Evaluation: There is inadequate evidence in humans for the carcinogenicity of xylenes. There is inadequate evidence in experimental animals for the carcinogenicity of xylenes. Overall classification: Xylenes are not classifiable as to their carcinogenicity to humans (Group 3)./Xylenes, o,m,p isomers/
CLASSIFICATION: D; not classifiable as to human carcinogenicity. BASIS FOR CLASSIFICATION: Orally administered technical xylene mixtures did not result in significant increases in incidences in tumor responses in rats or mice of both sexes. HUMAN CARCINOGENICITY DATA: None. ANIMAL CARCINOGENICITY DATA: Inadequate. /based on former classification system/
Under the Draft Revised Guidelines for Carcinogen Risk Assessment (U.S. EPA, 1999), data are inadequate for an assessment of the carcinogenic potential of xylenes. Adequate human data on the carcinogenicity of xylenes are not available, and the available animal data are inconclusive as to the ability of xylenes to cause a carcinogenic response. Evaluations of the genotoxic effects of xylenes have consistently given negative results. /Xylenes/
Xylenes are rapidly absorbed by the respiratory tract with uptake increased by physical exercise. Absorption is also positively correlated with the amount of body fat.
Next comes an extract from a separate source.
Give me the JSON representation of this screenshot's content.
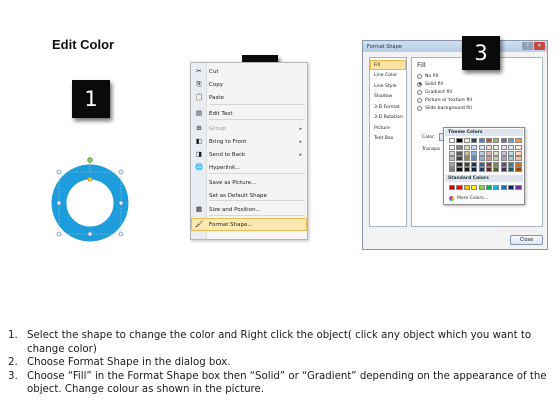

Liquid m-xylene is well absorbed through the skin, but dermal absorption of m-xylene vapor (up to 600 ppm) does not appear to be appreciably absorbed. Xylenes are highly soluble in blood and fat, and are distributed widely in the body. Xylenes undergo extensive metabolism and are primarily excreted as metabolites in the urine with small amounts released unchanged in expired air. About 90% of the absorbed dose is excreted in the urine as methylhippuric acid, the glycine conjugate of methylbenzoic acid, following inhalation or dermal (liquid) exposure.
Whole body exposure of mice to 14C-m-xylene vapor for 10 minutes showed that absorption was mainly via respiration. ... Almost complete absorption of 1.8 g m-xylene ...was observed in orally dosed rodents. Absorption after oral administration was rapid and peak levels of m-xylene were seen 20 minutes after a dose of 0.27 mg/kg. After oral administration, absorption rate was faster in females.
Dermal absorption has been studied by in vivo exposure of rat skin to liquid or vapor. Permeability constants were determined and were higher than those for humans. In excised rat skin preparations, duration of exposure correlated with level of skin penetration; rate was 0.967 nmole/sq cm/min. Skin:air partition coefficient for m-xylene was 50.4+/-1.7 and this correlated with the permeability constant.
In rats and mice, m- and p-xylene are distributed primarily to lipid-rich tissues, such as fat, blood, and brain and also in organs highly perfused with blood such as kidney and liver. Small amounts of p-xylene and o-xylene cross the placenta and distribute to amnionic fluid and fetal tissue. Oral administration of m-xylene to rats led to distribution of 14C-m-xylene in adipose tissue, approximately 0.3% of dose in female and 0.1% in males.